More ominous than the hawk-talk is Unger’s report that “Bush has directed StratCom (U.S. Strategic Command) to draw up plans for a massive strike against Iran at a time when CentCom has had its hands full overseeing operations in Iraq and Afghanistan. Shifting to StratCom indicates that they are talking about a really punishing air force and naval air attack (on Iran).” So says retired Col. Patrick Lang, formerly of the Defense Intelligence Agency.
Now, this dramatic turn toward Iran as a menace and source of our troubles in Iraq, which began with Bush’s speech announcing the surge can have other interpretations.
Bush may be waving a big stick in Tehran’s face to compel it to negotiate its nuclear program. He may be reassuring the Saudis and Sunnis that America will not leave them to face a nuclear Iran. He may be recruiting and rallying an anti-Iran coalition of Israel and Sunni Arab states to stand up to the Shi’ite superpower in the Gulf. He may be playing to the home crowd in America, which is more receptive to keeping nuclear weapons away from the mullahs than in making Iraq safe for democracy at a cost of 100 U.S. dead a month.
But whatever motive he has, Bush is putting in place forces to enable him to order an all-out attack on Iran’s navy, air force, and anti-aircraft, anti-ship and land-based missiles and all its known nuclear facilities.
Now, as there is no indication Iran is preparing any attack on U.S. forces or facilities, or the homeland, such a U.S. attack would be the first strike in a preventive war like the ones Japan executed at Port Arthur in 1904 and Pearl Harbor in 1941. Only Bush could claim Iran had been repeatedly warned of what he would do.
So, we return to the question: Does Bush have the authority to do this? If so, where did he get it, as Congress alone is empowered in the Constitution to declare war?
Discussing preventive war on Iran on “Hardball,” Sen. Jim Webb said he is considering introducing a resolution declaring that Bush has no authority in present law to launch a war on Iran.
Such a resolution, HJR 14, has already been introduced in the House by Rep. Walter Jones, Republican of North Carolina, and now has the backing of 28 members. In an anguished plea to President Bush, Ron Paul, Republican of Texas, implored: “Don’t do it, Mr. President. Don’t bomb Iran. … We don’t need it. We don’t want it.”

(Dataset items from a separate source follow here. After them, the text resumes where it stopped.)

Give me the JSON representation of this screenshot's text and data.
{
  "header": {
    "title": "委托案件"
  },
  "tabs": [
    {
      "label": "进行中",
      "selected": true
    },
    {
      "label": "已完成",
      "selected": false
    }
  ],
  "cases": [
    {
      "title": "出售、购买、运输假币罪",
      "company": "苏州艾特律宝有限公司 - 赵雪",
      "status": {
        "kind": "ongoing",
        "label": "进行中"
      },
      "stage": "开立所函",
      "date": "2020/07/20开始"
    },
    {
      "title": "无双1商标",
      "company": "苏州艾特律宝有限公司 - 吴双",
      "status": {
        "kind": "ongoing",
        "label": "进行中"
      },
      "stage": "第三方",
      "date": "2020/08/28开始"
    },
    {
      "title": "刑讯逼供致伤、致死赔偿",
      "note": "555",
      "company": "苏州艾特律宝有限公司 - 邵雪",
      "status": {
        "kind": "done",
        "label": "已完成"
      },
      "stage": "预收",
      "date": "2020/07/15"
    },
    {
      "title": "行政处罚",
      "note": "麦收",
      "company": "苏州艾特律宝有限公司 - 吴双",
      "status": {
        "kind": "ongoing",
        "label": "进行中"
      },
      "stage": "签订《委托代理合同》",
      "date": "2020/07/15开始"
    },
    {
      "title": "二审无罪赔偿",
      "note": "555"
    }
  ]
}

Paul went on to declare that, today, Bush has no authority in the Constitution, in the law or in morality to launch a preemptive war on another nation that has not attacked us.
So, will the neocons get their way and their new war on Iran?

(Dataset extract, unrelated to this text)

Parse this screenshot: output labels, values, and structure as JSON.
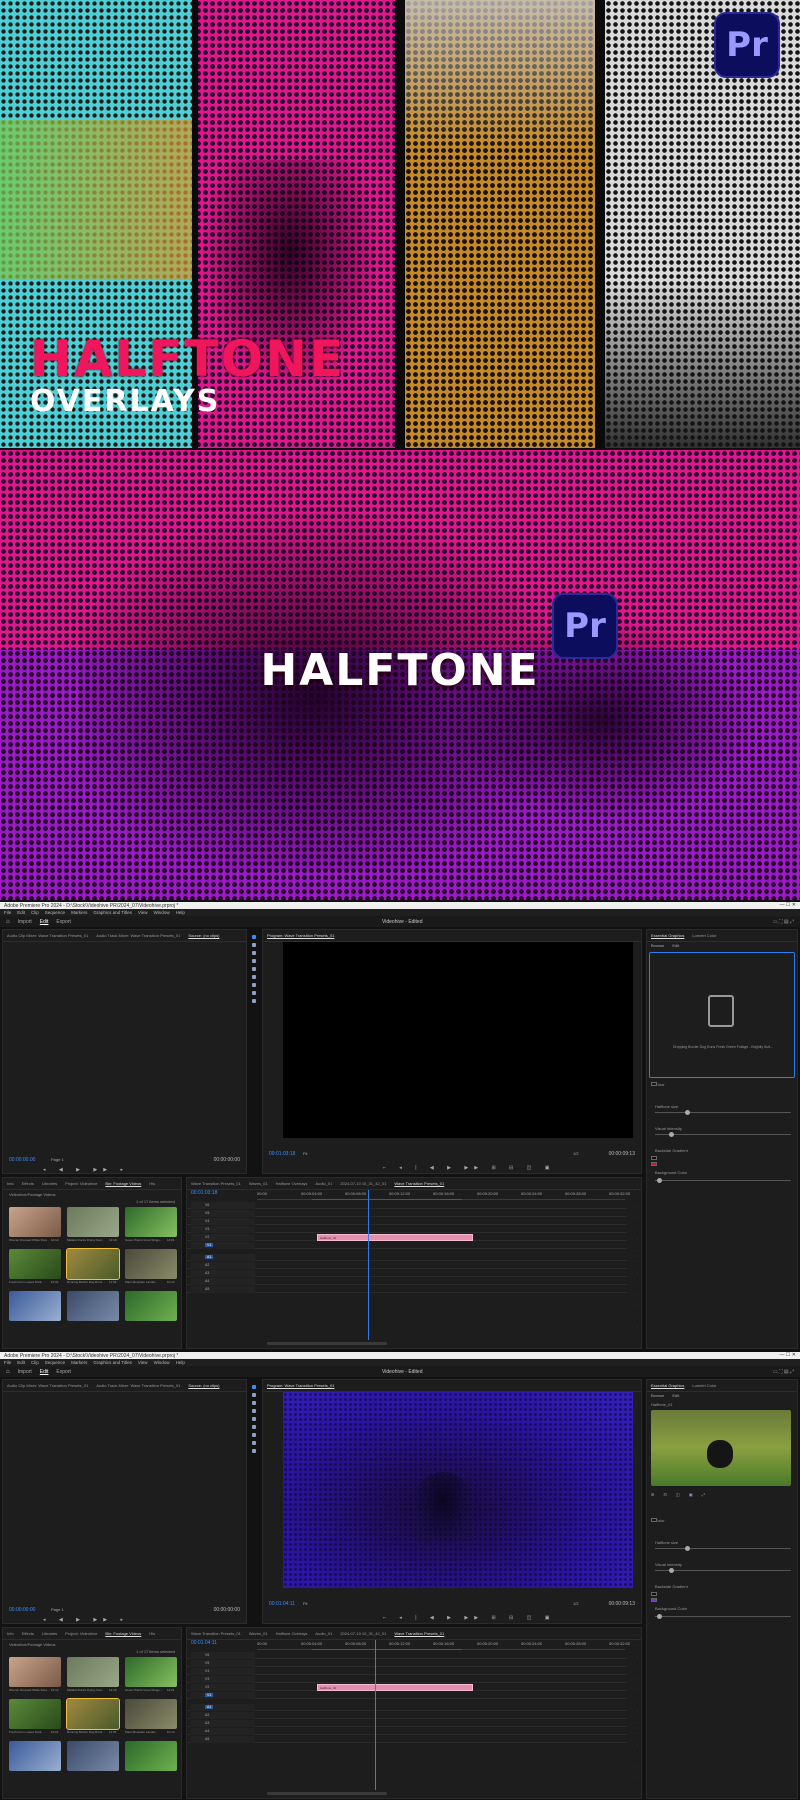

Or will Congress follow the guidance of Jefferson: “In questions of powers, then, let no more be heard of confidence in man, but bind him down from mischief by the chains of the Constitution.”
Those member of Congress today apologizing for having voted Bush a blank check for war on Iraq might better tell Bush, by joint resolution, that he has no blank check for a war on Iran.
Or is this Congress, too, terrified of crossing the War Party?